As silicon and phosphorus are not always distributed evenly throughout the steel, some areas within the same piece of steel can have higher/lower silicon and/or phosphorus levels; creating coatings that grow differently than the surrounding areas.

• Differing Cooling Rates Some cut edges of sections within a fabricated item may cool much quicker than others and result in shiny effects surrounding dull grey areas. This different rate of cooling allows free zinc to form on top of the existing alloy layers causing zinc patterns, whilst other areas not affected by the free zinc produce a dull grey colouring. This effect is not deemed to be an issue, as the shiny areas will also change to the dull grey colour as the coating weathers and the coating patina forms.

Items with coating effects described are no less suitable in service than those with a bright finish or a spangle effect typically displayed on very thin steels. A dull grey coating is likely to indicate a thicker coating of zinc; and as service life is proportional to coating thickness, these coatings will perform longer, extending the life of the underlying steel. Further information relating to dull grey colouring and weathering is detailed in Hot Dip Galvanized Coatings. Control of colour, lustre and texture remains outside of the control of Hunter Galvanizing.

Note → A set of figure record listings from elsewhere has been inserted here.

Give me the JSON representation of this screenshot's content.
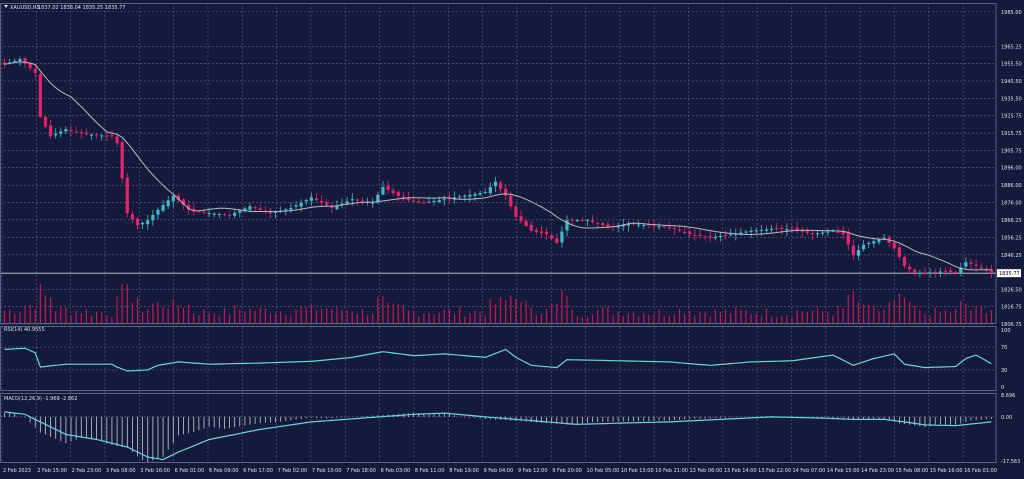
{
  "colors": {
    "background": "#161a3a",
    "grid": "#5c6183",
    "bull": "#47b8c9",
    "bear": "#e0266e",
    "ma": "#b8b8c4",
    "volume": "#c2185b",
    "indicator": "#6ed0e0",
    "hist": "#c9c9d9",
    "text": "#e0e0ec",
    "current": "#cfcfdf"
  },
  "header": {
    "symbol": "XAUUSD,H5",
    "ohlc": "1837.02 1838.04 1835.25 1835.77"
  },
  "chart_data": [
    {
      "type": "candlestick",
      "symbol": "XAUUSD,H5",
      "y_ticks": [
        "1985.00",
        "1965.25",
        "1955.50",
        "1945.50",
        "1935.50",
        "1925.75",
        "1915.75",
        "1905.75",
        "1896.00",
        "1886.00",
        "1876.00",
        "1866.25",
        "1856.25",
        "1846.25",
        "1835.77",
        "1826.50",
        "1816.75",
        "1806.75"
      ],
      "current_price": "1835.77",
      "x_ticks": [
        "2 Feb 2023",
        "2 Feb 15:00",
        "2 Feb 23:00",
        "3 Feb 08:00",
        "3 Feb 16:00",
        "6 Feb 01:00",
        "6 Feb 09:00",
        "6 Feb 17:00",
        "7 Feb 02:00",
        "7 Feb 10:00",
        "7 Feb 18:00",
        "8 Feb 03:00",
        "8 Feb 11:00",
        "8 Feb 19:00",
        "9 Feb 04:00",
        "9 Feb 12:00",
        "9 Feb 20:00",
        "10 Feb 05:00",
        "10 Feb 13:00",
        "10 Feb 21:00",
        "13 Feb 06:00",
        "13 Feb 14:00",
        "13 Feb 22:00",
        "14 Feb 07:00",
        "14 Feb 15:00",
        "14 Feb 23:00",
        "15 Feb 08:00",
        "15 Feb 16:00",
        "16 Feb 01:00"
      ],
      "anchors": [
        [
          0,
          1955
        ],
        [
          3,
          1958
        ],
        [
          6,
          1950
        ],
        [
          7,
          1925
        ],
        [
          9,
          1914
        ],
        [
          12,
          1918
        ],
        [
          16,
          1915
        ],
        [
          21,
          1914
        ],
        [
          22,
          1910
        ],
        [
          24,
          1870
        ],
        [
          26,
          1863
        ],
        [
          28,
          1866
        ],
        [
          30,
          1872
        ],
        [
          33,
          1880
        ],
        [
          36,
          1872
        ],
        [
          40,
          1870
        ],
        [
          44,
          1869
        ],
        [
          48,
          1874
        ],
        [
          52,
          1870
        ],
        [
          56,
          1873
        ],
        [
          60,
          1879
        ],
        [
          64,
          1873
        ],
        [
          68,
          1878
        ],
        [
          72,
          1876
        ],
        [
          74,
          1885
        ],
        [
          78,
          1878
        ],
        [
          82,
          1876
        ],
        [
          86,
          1878
        ],
        [
          90,
          1880
        ],
        [
          94,
          1882
        ],
        [
          96,
          1888
        ],
        [
          98,
          1880
        ],
        [
          100,
          1868
        ],
        [
          103,
          1860
        ],
        [
          106,
          1858
        ],
        [
          108,
          1853
        ],
        [
          110,
          1866
        ],
        [
          114,
          1866
        ],
        [
          118,
          1862
        ],
        [
          122,
          1864
        ],
        [
          126,
          1863
        ],
        [
          130,
          1862
        ],
        [
          134,
          1858
        ],
        [
          138,
          1856
        ],
        [
          142,
          1858
        ],
        [
          146,
          1860
        ],
        [
          150,
          1861
        ],
        [
          154,
          1861
        ],
        [
          158,
          1858
        ],
        [
          162,
          1860
        ],
        [
          164,
          1858
        ],
        [
          166,
          1846
        ],
        [
          168,
          1852
        ],
        [
          172,
          1856
        ],
        [
          174,
          1850
        ],
        [
          176,
          1840
        ],
        [
          178,
          1836
        ],
        [
          180,
          1836
        ],
        [
          184,
          1837
        ],
        [
          186,
          1836
        ],
        [
          188,
          1842
        ],
        [
          190,
          1840
        ],
        [
          193,
          1835.77
        ]
      ],
      "candle_count": 194,
      "y_range": [
        1806.75,
        1990
      ]
    },
    {
      "type": "line",
      "name": "RSI(14) 40.9555",
      "levels": [
        "100",
        "70",
        "30",
        "0"
      ],
      "anchors": [
        [
          0,
          66
        ],
        [
          4,
          68
        ],
        [
          6,
          60
        ],
        [
          7,
          35
        ],
        [
          9,
          37
        ],
        [
          12,
          40
        ],
        [
          21,
          40
        ],
        [
          22,
          35
        ],
        [
          24,
          28
        ],
        [
          28,
          30
        ],
        [
          30,
          38
        ],
        [
          34,
          44
        ],
        [
          40,
          40
        ],
        [
          50,
          42
        ],
        [
          60,
          45
        ],
        [
          68,
          52
        ],
        [
          74,
          62
        ],
        [
          80,
          55
        ],
        [
          86,
          58
        ],
        [
          94,
          52
        ],
        [
          98,
          66
        ],
        [
          100,
          52
        ],
        [
          103,
          38
        ],
        [
          108,
          34
        ],
        [
          110,
          48
        ],
        [
          120,
          46
        ],
        [
          130,
          44
        ],
        [
          138,
          38
        ],
        [
          146,
          44
        ],
        [
          154,
          46
        ],
        [
          162,
          56
        ],
        [
          166,
          38
        ],
        [
          170,
          50
        ],
        [
          174,
          58
        ],
        [
          176,
          40
        ],
        [
          180,
          34
        ],
        [
          186,
          36
        ],
        [
          188,
          50
        ],
        [
          190,
          56
        ],
        [
          193,
          41
        ]
      ],
      "y_range": [
        0,
        100
      ]
    },
    {
      "type": "histogram+line",
      "name": "MACD(12,26,9) -1.969 -2.862",
      "levels": [
        "8.696",
        "0.00",
        "-17.563"
      ],
      "anchors": [
        [
          0,
          2
        ],
        [
          4,
          1
        ],
        [
          6,
          -1
        ],
        [
          8,
          -3
        ],
        [
          12,
          -7
        ],
        [
          18,
          -9
        ],
        [
          24,
          -12
        ],
        [
          28,
          -16
        ],
        [
          31,
          -17
        ],
        [
          34,
          -14
        ],
        [
          40,
          -9
        ],
        [
          50,
          -5
        ],
        [
          60,
          -2
        ],
        [
          70,
          -0.5
        ],
        [
          80,
          1
        ],
        [
          86,
          1.5
        ],
        [
          94,
          0
        ],
        [
          100,
          -1
        ],
        [
          106,
          -2
        ],
        [
          112,
          -3
        ],
        [
          120,
          -2.5
        ],
        [
          130,
          -2
        ],
        [
          140,
          -1
        ],
        [
          150,
          0
        ],
        [
          160,
          -0.5
        ],
        [
          166,
          -1
        ],
        [
          172,
          -1
        ],
        [
          176,
          -2
        ],
        [
          180,
          -3.2
        ],
        [
          186,
          -3.5
        ],
        [
          193,
          -2
        ]
      ],
      "y_range": [
        -17.563,
        8.696
      ]
    }
  ]
}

Delaminated coatings are caused by continued alloy growth in highly reactive steel and is outside the control of the galvanizer.

Differing cooling rates may produce dull grey areas, this is in stark contrast to the remaining bright shiny coating around edges of small plates and holes.

Example of high reactivity steels: analysis displayed 0.19% silicon (acceptable range), 0.021% phosphorus (extreme). In combination 0.19+(2.5*0.021)=0.24% well above the recommended level for hot dip galvanizing.